Friday I attended a professional ethics conference focused on diversity. As is too often the case at such conferences, diversity was broadly defined and rigidly illustrated, essentially leaving out disability and Native America. It did not help my mood that although the hotel in which the conference was held is nominally accessible, the doors allowing access to the room being used were not and I found my crutches, and thus myself, caught between closing doors.
Unusually, I vocally protested, stating clearly that I was angry to once again be erased in multiple ways at a diversity training, throwing to the proverbial wind my concerns about my colleague’s opinions of me. After the conference concluded I found myself wondering just who had stood up and pointedly acknowledged the bias and racism inherent in the presentation.

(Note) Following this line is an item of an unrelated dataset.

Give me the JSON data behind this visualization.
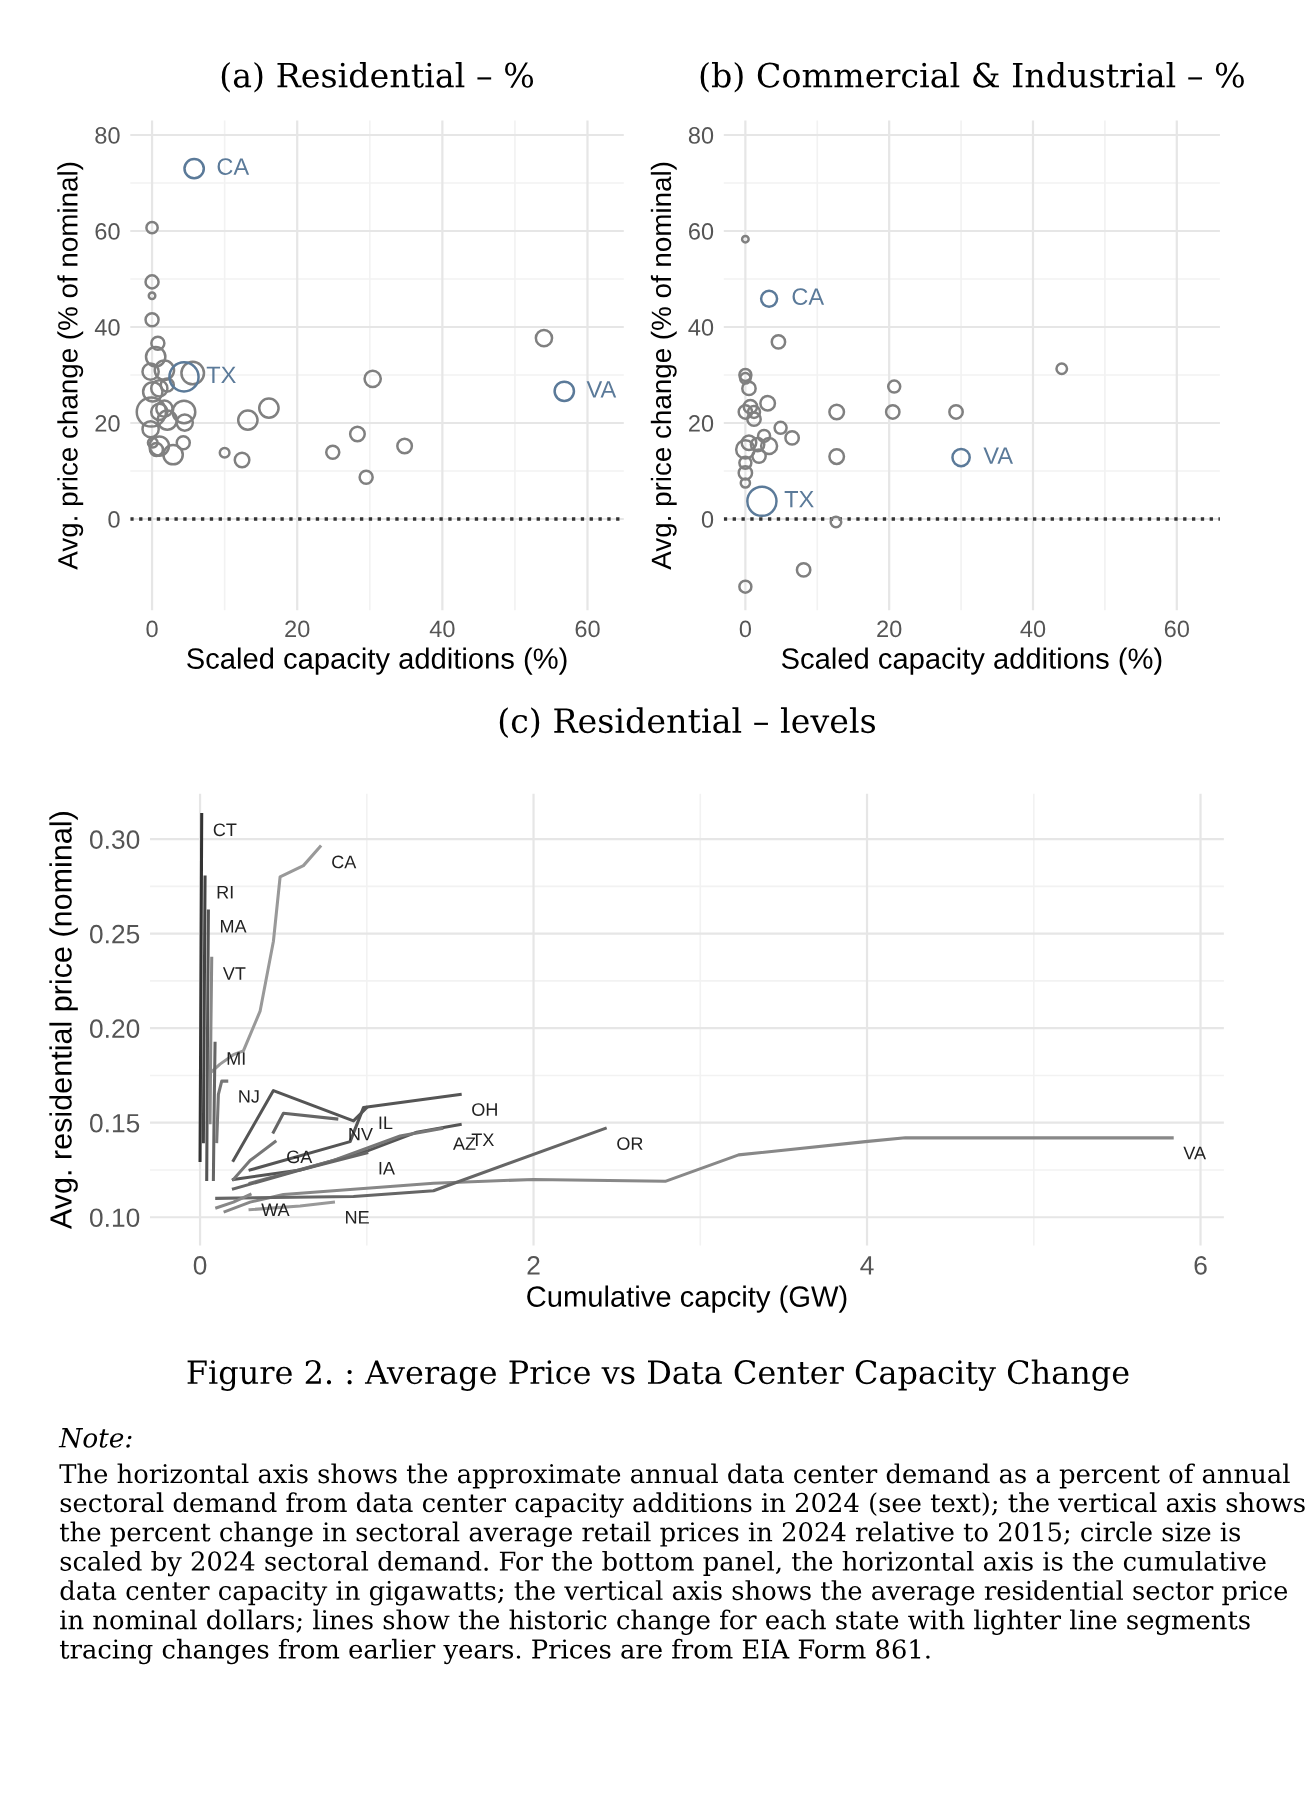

This morning I was out early, camera in hand, determined to photograph the expanse of water that is usually our calm, slow river. Looking out over the inundated floodplain I was reminded that natural processes, including minds, are both broadly predictable and highly variable and complex. We are all immense entities interwoven with the universe at root, and inevitably embodying the unfathomable richness and simplicity of All That Is.
I was also reminded that only a thin line separates “I” from “Not I”, and that being engulfed by the “Not I” can be a terrifying experience. It is also an experience that lies at the very core of mysticism.
We navigate these Immensities via the use of metaphor. Such journeys are not without their perils. One can easily allow guiding metaphors to solidify so one becomes encased in concrete, or lose oneself in the vastness of a metaphor and experience something akin to psychosis. The trick seems to be to engage the metaphorical while standing firmly in embodied experience.
Of course, this is no easy task or practice as one discovers when confronted with the diagnostic practices associated with contemporary psychotherapy. In our office bookshelves live several additions of the manual used to diagnose mental health issues, The DSM, or The Diagnostic and Statistical Manual. Each volume is thicker, often by a good deal, than the last, reflecting the ever-growing reach of the processes of assessment and diagnosis, and the conversion of experience from normative to pathological. Much of the research that underlies these shifts towards pathology is funded by pharmaceutical companies who have discovered mental health to be an unusually lucrative market.
Pathology and illness are themselves metaphors, abet at times very useful ones. They are also metaphors that easily lend themselves to the concrete: we have illnesses, or more accurately, illness have us. Modern ideas of pathology tend to be all-consuming, totalizing in their erasure of our lived experiences and sense of personal identity and agency. They join with a host of other reductive ideas and ideologies to make it very difficult for us to remember that we are not our disabilities, ethnicities, genders and sexual preferences, or illnesses.
It seems to me that in this epoch when ideologies that diminish the human are becoming increasingly dominant, we may be particularly well served by the shamanic metaphor of standing with feet firmly planted in multiple worlds. From such a vantage point complexity and diversity of experience become normative. For example: it matters very little whether my ancestors are present to me as introjected parts, through my inheritance of their genes, or through my connection to the spirit world. (I suspect they are present in all of these overlapping spheres.) What matters is their continued presence in my lived experience.
Experiences of the immediacy of something larger and more complex than our everyday selves are reported across cultures, and while questioned in Western scientific medicine, are generally taken for granted as normal and to be expected. We are internally complex, diverse, and immense. We are Nature! Mysteries happen! When we can allow ourselves to stand in the Mystery of our Being, we can resist even the most insidious ideas and ideologies, including those associated with psychiatry.